The rpath (run-time search path) tells the dynamic linker where to find shared libraries at runtime. We need to add the locations of the CUDSS .so files (or .dll files on Windows) to the rpath list so that PyTorch can find the CUDSS library when it's running.

This step is crucial because it ensures that PyTorch can find the CUDSS library at runtime. Without the correct rpath, PyTorch might fail to start or might crash when it tries to use CUDSS functions.

The exact method for adding to the rpath list depends on your build system. In CMake, you can use the set_target_properties command with the RPATH property. For example:

get_target_property(current_rpath your_target PROPERTIES RPATH)
set_target_properties(your_target PROPERTIES RPATH "${current_rpath};/path/to/cudss/lib")

Replace /path/to/cudss/lib with the actual path to the directory containing the CUDSS .so files. You might need to use a variable to represent this path, depending on how your build system is set up.

It's also important to consider the different types of rpath and their implications. For example, you might want to use ORIGIN to specify a path relative to the location of the executable.

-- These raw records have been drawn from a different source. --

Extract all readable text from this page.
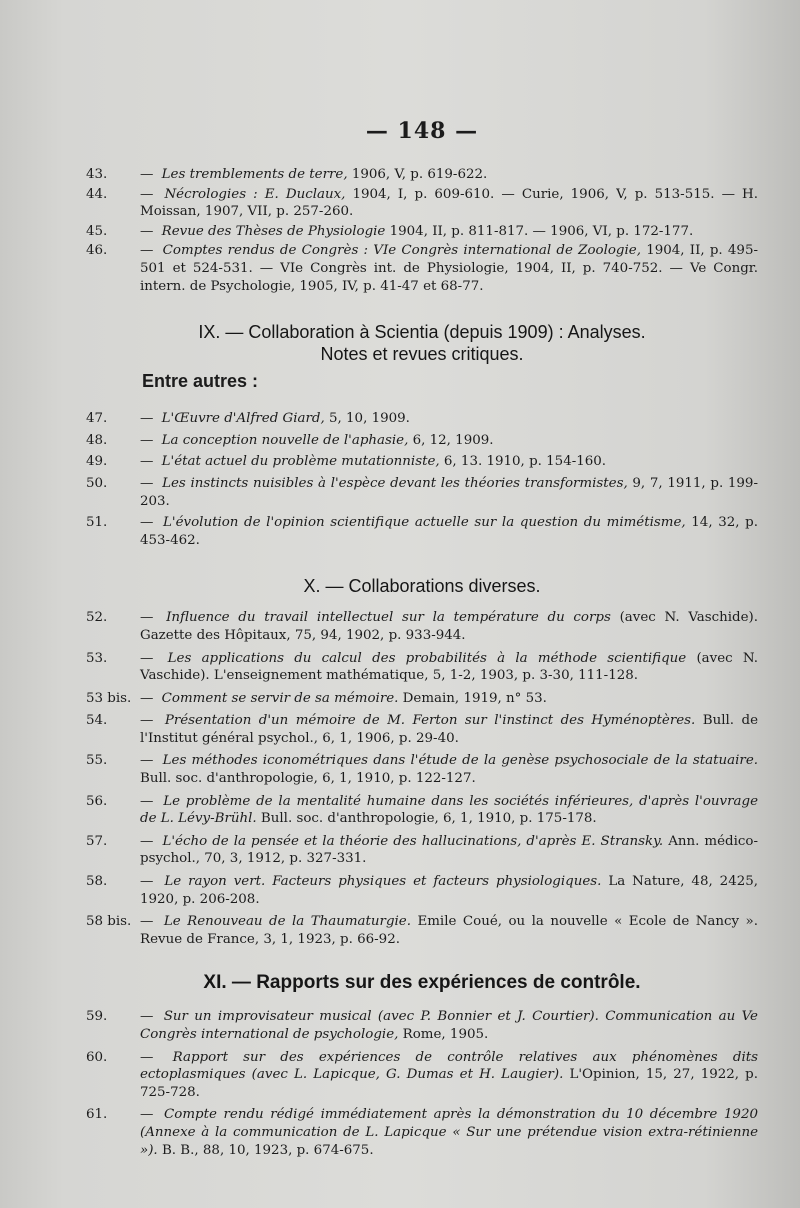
— 148 —
43.	— Les tremblements de terre, 1906, V, p. 619-622.
44.	— Nécrologies : E. Duclaux, 1904, I, p. 609-610. — Curie, 1906, V, p. 513-515. — H. Moissan, 1907, VII, p. 257-260.
45.	— Revue des Thèses de Physiologie 1904, II, p. 811-817. — 1906, VI, p. 172-177.
46.	— Comptes rendus de Congrès : VIe Congrès international de Zoologie, 1904, II, p. 495-501 et 524-531. — VIe Congrès int. de Physiologie, 1904, II, p. 740-752. — Ve Congr. intern. de Psychologie, 1905, IV, p. 41-47 et 68-77.
IX. — Collaboration à Scientia (depuis 1909) : Analyses.
Notes et revues critiques.
Entre autres :
47.	— L'Œuvre d'Alfred Giard, 5, 10, 1909.
48.	— La conception nouvelle de l'aphasie, 6, 12, 1909.
49.	— L'état actuel du problème mutationniste, 6, 13. 1910, p. 154-160.
50.	— Les instincts nuisibles à l'espèce devant les théories transformistes, 9, 7, 1911, p. 199-203.
51.	— L'évolution de l'opinion scientifique actuelle sur la question du mimétisme, 14, 32, p. 453-462.
X. — Collaborations diverses.
52.	— Influence du travail intellectuel sur la température du corps (avec N. Vaschide). Gazette des Hôpitaux, 75, 94, 1902, p. 933-944.
53.	— Les applications du calcul des probabilités à la méthode scientifique (avec N. Vaschide). L'enseignement mathématique, 5, 1-2, 1903, p. 3-30, 111-128.
53 bis. — Comment se servir de sa mémoire. Demain, 1919, n° 53.
54.	— Présentation d'un mémoire de M. Ferton sur l'instinct des Hyménoptères. Bull. de l'Institut général psychol., 6, 1, 1906, p. 29-40.
55.	— Les méthodes iconométriques dans l'étude de la genèse psychosociale de la statuaire. Bull. soc. d'anthropologie, 6, 1, 1910, p. 122-127.
56.	— Le problème de la mentalité humaine dans les sociétés inférieures, d'après l'ouvrage de L. Lévy-Brühl. Bull. soc. d'anthropologie, 6, 1, 1910, p. 175-178.
57.	— L'écho de la pensée et la théorie des hallucinations, d'après E. Stransky. Ann. médico-psychol., 70, 3, 1912, p. 327-331.
58.	— Le rayon vert. Facteurs physiques et facteurs physiologiques. La Nature, 48, 2425, 1920, p. 206-208.
58 bis. — Le Renouveau de la Thaumaturgie. Emile Coué, ou la nouvelle « Ecole de Nancy ». Revue de France, 3, 1, 1923, p. 66-92.
XI. — Rapports sur des expériences de contrôle.
59.	— Sur un improvisateur musical (avec P. Bonnier et J. Courtier). Communication au Ve Congrès international de psychologie, Rome, 1905.
60.	— Rapport sur des expériences de contrôle relatives aux phénomènes dits ectoplasmiques (avec L. Lapicque, G. Dumas et H. Laugier). L'Opinion, 15, 27, 1922, p. 725-728.
61.	— Compte rendu rédigé immédiatement après la démonstration du 10 décembre 1920 (Annexe à la communication de L. Lapicque « Sur une prétendue vision extra-rétinienne »). B. B., 88, 10, 1923, p. 674-675.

5. Upload New Wheels to S3 pypi Index

Finally, we need to upload the newly built wheels to our S3 pypi index. This makes them available for nightly builds and for our users to download. This step typically requires special permissions and access to the S3 bucket where our pypi index is stored. Reach out to @atalman or someone else with S3 access to get this done.

Ensure the uploaded wheels are properly indexed so that pip can find and install them correctly. You may need to run a command to update the index after uploading the new wheels.

Before uploading, it's always a good idea to test the new wheels locally to ensure that they install correctly and that PyTorch can find and use the CUDSS library. This can save you from having to upload multiple versions of the wheels to S3.

Alternatives Considered

While dynamically loading CUDSS via pypi wheels is the preferred approach, we could also consider other alternatives. However, they generally have significant drawbacks:

Statically Linking Everything: This is what we're currently doing, and it leads to large wheel sizes, which we're trying to avoid.
Building CUDSS from Source: We could build CUDSS from source as part of our PyTorch build process. However, this would add significant complexity to our build system and would require us to maintain the CUDSS build scripts.
Using System-Installed CUDSS: We could rely on users to install CUDSS on their systems. However, this would make it difficult to ensure that users have the correct version of CUDSS installed, and it would add complexity to the installation process.

Additional Context

Dynamic loading CUDSS helps save space in our PyTorch builds. By following these steps, we can reduce the size of our pypi wheels, improve the maintainability of our build system, and ensure that our users are always using the latest and greatest version of CUDSS. Let's work together to make this happen!